This document outlines recommendations and cautions based on customer feedback with RackConnect.
When you need to open port(s) to or from your Cloud Server, or you need to make changes to the software firewall, you MUST use the RackConnect Network Policies section of the MyRackspace Portal to make the changes. If you use the Firewall Control Panel, the RackConnect automation that services your installation could fail, a conflict in your Network Policies may arise, and your rules will be removed when there are updates to the system. A note on terminology: "software firewall" refers to IPTables in Linux and Windows Firewall in Windows.
If you perform a server rebuild, you may monitor its automation status in the RackConnect Management Interface in the MyRackspace Portal.

[Traffic Flow Between Dedicated & Cloud Servers: RackConnect Firewall]

[Traffic Flow Between Dedicated & Cloud Servers: RackConnect Load Balancer]
For several minutes after your Cloud Server is built, automation scripts use the root/administrator password to establish a service account. The service account is used to configure the server for RackConnect as well as implement updates to the server in the future. If the password is changed before the service account can be created, the automation will fail. You may change the root/administrator password once your Cloud Server is deployed. You will know it is deployed when the Server's status shows a green circle in the MyRackspace Portal under "Network" -> "RackConnect" -> "<Your Cloud Account>" -> "<Your Cloud Server>" (*not* under the "Cloud Server" tab).
When RackConnect is implemented on your Cloud Servers, a user account named "rackconnect" is created with administrator rights. Automation scripts depend on this user and without it, the scripts will fail. If this user is deleted, it will need to be recreated.
Linux users: If you modify the /etc/sudoers file, please make sure to keep all references to the "rackconnect" user unchanged. If you change the login authentication method from password authentication to key based authentication, please make sure to still allow password authentication for the "rackconnect" user.
Windows users: The user needs to be in the Administrators group. If you update your server to be a Domain Controller, please make sure to create a ticket and inform the RackConnect team about this change. You will need to manually create a “rackconnect” user account on the Domain and add the account to the “Domain Admins” Global Group. We will add “DOMAIN\rackconnect” account to the RackConnect system instead of “rackconnect” to get RackConnect to work with your cloud server.

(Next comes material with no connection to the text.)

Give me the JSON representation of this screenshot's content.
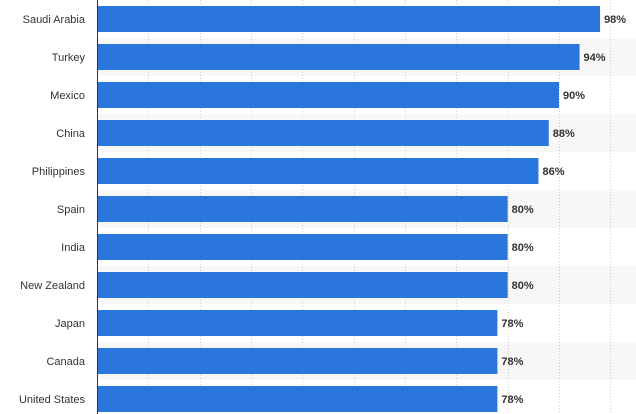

RackConnect does not support key-based authentication, so password authentication will need to be allowed for the root user during the RackConnect automation process.
The PermitRootLogin entry needs to be "YES" in the sshd config file during the initial process of RackConnecting your Linux Cloud Servers. Once the "rackconnect" user has been added to the cloud server, and your Cloud Server is properly "Deployed" with RackConnect, SSH access by the root user can be disabled as RackConnect will use the "rackconnect" user from that point forward.
If modified, RackConnect automation will break, as we do not have the ability to support non-standard SSH ports at this time.
The RackConnect initial process gives the cloud server access to the dedicated network, so mounting a NFS prior to completion will fail.
Complex networking configurations, such as bridged interfaces, will likely break RackConnect automation
We do not currently support SELinux. If Enabled, please disable it or set it to Permissive mode.